Reinsurance workers compensation renewals throughout the first half of 2014 were bound at reduced rates for both working layer (single claimant) and catastrophe layer (multi-claimant loss) programs. Overall, 92.5 percent of the catastrophe layers renewing at July 1 reflected rate decreases. For working layer renewals at July 1, the ratio of layers bound with rate decreases versus rate increases was three to one.
The lack of US legislative activity in 2013 and through the first quarter of 2014 to renew the Terrorism Risk Insurance Program Reauthorization Act (TRIPRA) was a major concern for carriers, particularly for insurers writing workers compensation cover as the peril cannot be excluded from the standard policy. Although the uncertainty surrounding a successful renewal of TRIPRA has been tempered by recent Congressional action, the final terms of TRIPRA’s replacement and timing of enactment may still be an issue for some insurers.
Healthcare & Life
The US healthcare environment saw mid-year pricing trending down for programs with strong performance. Innovation, creativity and flexibility were watchwords as bespoke solutions were explored and implemented for all types of cedents. With the expansion of healthcare access and availability intended by the Patient Protection and Affordable Care Act (PPACA), insurers are looking to capitalize on opportunities for growth with a continued interest in proactive capital management. While there continues to be an abundance of reinsurance capacity and interest, changes in healthcare claims are beginning to have an impact on the market.

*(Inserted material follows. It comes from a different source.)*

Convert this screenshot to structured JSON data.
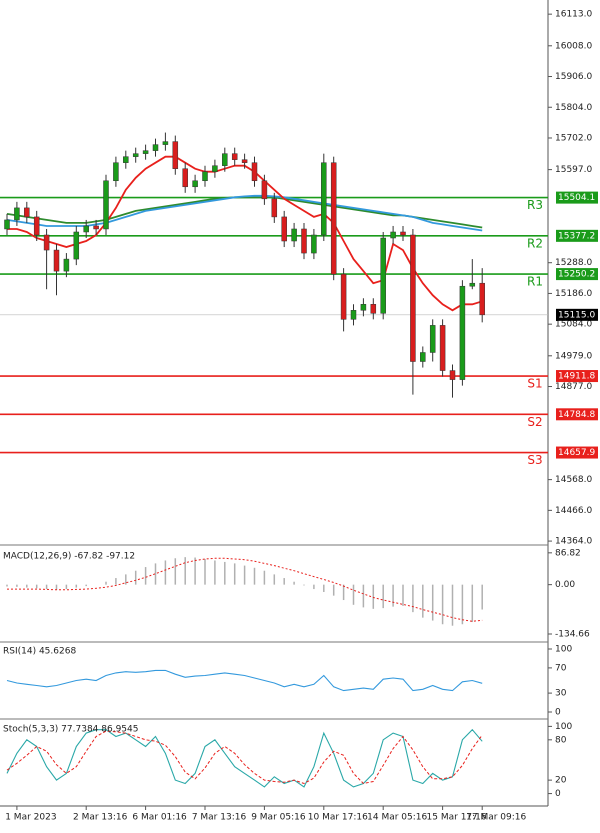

Group Life, Disability & Accident Catastrophe
Competition and capacity were adequate for group life and disability lines, affecting market dynamics and somewhat muting the impact of cedents’ loss experience. Pricing remained disciplined at July 1, 2014 and many programs renewed with favorable terms. Additionally, adequate capital and significant rate reductions in property and casualty lines made accident risk a very attractive line to write. Minimum premiums in this segment were tested including those for nuclear, biological, chemical and radiological where cedents exhibited favorable risk characteristics.